Re: Fuzzy Logic & the Human Sciences

"Lionel Cox" <[EMAIL PROTECTED]> wrote in message news:<[EMAIL PROTECTED]>...
> 
> Well I appear not to be able to find people who have worked with fuzzy in
> the human science field. By this I mean sociology. Could anyone please give
> me leads as to journal articles, papers, books that may cover this topic.
> Even better would be to 'talk' to people who have worked or studied this
> field of fuzzy.
> Lionel Cox

Max A. Woodbury created the "GoM" system for categorical data analysis
about 30 years ago that has been heavily used by the National
Institute on Aging over the last 20 years for analysis of the National
Long Term Care Study questionnaires, among many other applications. A
reference is Manton, Woodbury and Tolley (1994), "Statistical Analysis
using Fuzzy Sets", Wiley Inter-Science, New York.

We have J variables, each of which has L(j) categories.
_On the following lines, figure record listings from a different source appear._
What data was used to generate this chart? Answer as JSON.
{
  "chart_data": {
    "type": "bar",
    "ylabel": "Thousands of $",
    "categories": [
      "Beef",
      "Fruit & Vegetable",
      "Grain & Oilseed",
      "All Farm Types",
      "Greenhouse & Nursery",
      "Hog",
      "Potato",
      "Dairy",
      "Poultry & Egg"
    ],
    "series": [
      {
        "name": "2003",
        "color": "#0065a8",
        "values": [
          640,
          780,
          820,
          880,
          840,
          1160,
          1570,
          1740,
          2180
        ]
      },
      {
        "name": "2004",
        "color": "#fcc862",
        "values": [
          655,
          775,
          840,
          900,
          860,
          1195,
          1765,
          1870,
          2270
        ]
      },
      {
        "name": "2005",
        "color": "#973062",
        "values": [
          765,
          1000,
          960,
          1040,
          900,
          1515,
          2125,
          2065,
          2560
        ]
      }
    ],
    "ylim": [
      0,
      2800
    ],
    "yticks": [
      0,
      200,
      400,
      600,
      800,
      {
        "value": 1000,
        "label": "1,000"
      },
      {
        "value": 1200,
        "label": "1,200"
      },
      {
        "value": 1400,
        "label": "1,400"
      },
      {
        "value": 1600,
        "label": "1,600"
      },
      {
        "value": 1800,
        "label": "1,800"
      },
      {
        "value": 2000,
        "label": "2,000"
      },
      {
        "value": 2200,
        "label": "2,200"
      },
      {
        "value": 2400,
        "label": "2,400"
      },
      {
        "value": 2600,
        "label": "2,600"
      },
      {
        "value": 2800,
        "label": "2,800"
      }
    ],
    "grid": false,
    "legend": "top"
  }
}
For
questionnaires, there are J questions and L(j) possible responses. We
have I subjects who have answered the questionaire.

We hypothesize that the subjects are mixtures of K idealized types,
the "pure types". To illustrate pure types, George Gaylord Simpson
wrote many years ago that there are three types of scientists: the
dreamer, who sits bny the side of a stream, whittles and thinks about
things; the lab mn, who wears a white coat and tends softly purring
machines; and the business man, who sits at his desk, answers the
telephone, writes grants and draws up budgets. "In fact," Simpson
said, "Every scientis is a comples mixture of the three." We have a
fuzzy set for each subject, with K members (the pure types). The
extent to which individual i manifests the characteristics of pure
type k is his grade of membership g(i,k), with sum over k (g(i,k) = 1.
The estimated probability that an individual of pure type k will give
reply l to question j is pi(j,k,l), with sum over l(pi(j,k,l) = 1.
Then the predicted probability that individual i will give response l
to question j, p(i,j,l), is given by

p(i,j,l) = sum over k(g(i,k)pi(k,j,l)

The model parameters, the g(i,k) and pi(k,j,l) are evaluated by
maximum likelihood.

Although this model is brilliant in its simplicity and demonstrated
power, it has been ignored by both fuzzy people and probabilists for
the same reason: it mixes probability and fuzzy, and of course it is
dogma that never the twain shall meet.

Since I am intimately acquainted with this work I would be glad to
discuss it with you via EMail or telephone.

Sncerely, William Siler